You have to give politicians in Sacramento credit. They don't waste time celebrating their victories before starting their next plan of attack. In last November's election, California voters chose not to repeal Senate Bill 1. SB1 is what Sacramento insiders know as the Road Repair and Accountability Act of 2017. Most taxpayers simply refer to SB1 as "the gas tax."
A state senator from Orange County, Josh Newman, was recalled over his aye vote on SB1, so even though it wasn't repealed, there was plenty of angst about the tax increase amongst voters.
As a reminder, SB1 raised several taxes and fees. Most importantly to California drivers, it raised the gas tax 12 cents a gallon, reset the price-based excise tax to a fixed amount, raised our vehicle registration fees and placed a new fee on zero emission cars. New fees and taxes will now be adjusted annually based on the Consumer Price Index. That means they will go up every year. Motorists will see the reset on the price-based excise tax go into effect this summer. Voters had an opportunity to repeal this tax, but failed to do so.
So just as you are thinking that because they had won the war, they would never think about taxing our gas again, state Sen. Bob Wieckowski, a bankruptcy lawyer by trade, introduces Senate Bill 246. SB246 would impose a 10 percent oil and natural gas severance tax, which equates to an almost $900 million tax increase on Californians. It appears those tax dollars would flow directly into the state’s general fund to be used for anything the majority of legislators would like.

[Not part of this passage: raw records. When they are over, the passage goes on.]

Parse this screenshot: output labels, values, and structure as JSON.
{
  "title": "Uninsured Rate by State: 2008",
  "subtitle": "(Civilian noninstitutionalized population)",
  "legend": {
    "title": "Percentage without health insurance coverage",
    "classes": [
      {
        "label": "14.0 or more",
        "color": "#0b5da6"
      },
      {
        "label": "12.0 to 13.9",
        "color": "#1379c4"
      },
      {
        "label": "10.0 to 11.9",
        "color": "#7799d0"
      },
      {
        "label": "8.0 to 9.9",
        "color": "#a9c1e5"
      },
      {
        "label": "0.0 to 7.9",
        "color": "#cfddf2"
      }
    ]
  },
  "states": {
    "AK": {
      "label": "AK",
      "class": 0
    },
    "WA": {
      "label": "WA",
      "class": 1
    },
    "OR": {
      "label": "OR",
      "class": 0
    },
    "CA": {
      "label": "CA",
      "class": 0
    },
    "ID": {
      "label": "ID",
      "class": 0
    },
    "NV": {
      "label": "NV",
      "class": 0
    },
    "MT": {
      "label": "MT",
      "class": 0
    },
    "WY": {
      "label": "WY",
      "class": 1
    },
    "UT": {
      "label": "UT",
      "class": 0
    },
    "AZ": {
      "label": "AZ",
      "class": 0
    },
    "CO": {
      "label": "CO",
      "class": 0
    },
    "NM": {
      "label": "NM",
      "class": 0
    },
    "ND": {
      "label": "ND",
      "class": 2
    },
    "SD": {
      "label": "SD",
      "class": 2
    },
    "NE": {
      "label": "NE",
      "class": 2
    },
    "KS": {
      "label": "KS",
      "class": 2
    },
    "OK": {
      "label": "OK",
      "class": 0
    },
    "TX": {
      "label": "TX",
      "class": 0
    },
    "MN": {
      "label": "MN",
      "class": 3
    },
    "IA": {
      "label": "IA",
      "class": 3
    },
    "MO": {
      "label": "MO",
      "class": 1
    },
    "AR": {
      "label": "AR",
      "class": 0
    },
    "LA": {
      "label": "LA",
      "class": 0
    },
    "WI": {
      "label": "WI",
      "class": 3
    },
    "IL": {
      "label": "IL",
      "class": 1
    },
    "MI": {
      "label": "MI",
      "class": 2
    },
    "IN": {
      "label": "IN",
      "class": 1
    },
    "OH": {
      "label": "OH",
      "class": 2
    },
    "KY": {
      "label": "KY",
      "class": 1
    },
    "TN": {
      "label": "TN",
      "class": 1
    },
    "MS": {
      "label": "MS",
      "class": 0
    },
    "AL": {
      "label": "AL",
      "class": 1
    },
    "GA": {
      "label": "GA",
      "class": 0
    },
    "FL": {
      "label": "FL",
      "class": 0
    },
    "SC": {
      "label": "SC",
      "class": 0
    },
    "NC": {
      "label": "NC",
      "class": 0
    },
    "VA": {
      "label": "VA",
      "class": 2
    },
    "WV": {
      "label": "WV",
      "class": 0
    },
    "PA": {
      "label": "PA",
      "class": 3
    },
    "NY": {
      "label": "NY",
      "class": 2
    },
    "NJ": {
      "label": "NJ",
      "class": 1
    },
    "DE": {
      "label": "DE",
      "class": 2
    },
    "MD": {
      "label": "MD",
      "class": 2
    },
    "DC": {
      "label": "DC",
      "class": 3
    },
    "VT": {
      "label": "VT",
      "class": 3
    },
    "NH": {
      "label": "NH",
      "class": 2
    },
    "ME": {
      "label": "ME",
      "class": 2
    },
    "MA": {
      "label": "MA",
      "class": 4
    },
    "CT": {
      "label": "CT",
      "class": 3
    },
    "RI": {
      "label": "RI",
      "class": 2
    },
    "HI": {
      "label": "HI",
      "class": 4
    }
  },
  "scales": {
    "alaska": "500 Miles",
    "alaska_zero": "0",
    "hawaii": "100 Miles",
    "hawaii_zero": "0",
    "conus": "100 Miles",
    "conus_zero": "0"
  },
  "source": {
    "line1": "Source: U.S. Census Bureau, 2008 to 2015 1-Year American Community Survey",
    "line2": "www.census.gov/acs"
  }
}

In January, Gov. Gavin Newsom presented his draft 2019-2020 budget of $209 billion, which includes $144 billion in general fund expenditures. The year before, California’s general fund budget was $138 billion. In short, the state of California is operating with more revenue than ever. With the general fund currently boasting a $15 billion surplus, you really have to wonder why they feel the need to keep coming up with new ways to tax us.
Currently Californians pay the second highest gas tax in the nation, just behind Pennsylvania. When the price-based excise tax reset goes into effect in July of this year, we might just move into first place.
Besides hitting the taxpayer directly in the wallet, an oil severance tax will cost California billions of dollars in lost jobs and economic growth. SB246 would only punish California business activity, not out-of-state or foreign oil production, which seems to be counterintuitive. Punish California companies while rewarding oil companies elsewhere? With Californians using most if not all oil produced in our state, shouldn’t we want to continue to be oil-independent and not have to rely on other sources?
When an oil severance tax increase has been attempted in the past, the nonpartisan Legislative Analyst’s Office warned of unintended consequences. Increasing it would drop property values and local taxes to the tune of “tens of millions of dollars per year” affecting local governments and school districts in the oil-producing areas of California. Oil and natural gas companies already pay tens of billions of dollars in federal, state and local taxes. Any increase is going to be passed down to the end user; that would be the taxpayers of California.
There have been multiple oil severance tax proposals in California over the years and they have all been defeated. We need to make sure that SB246 suffers the same fate. We do not need an additional gas tax increase. We are taxed enough.
This article appeared in the Orange County Register.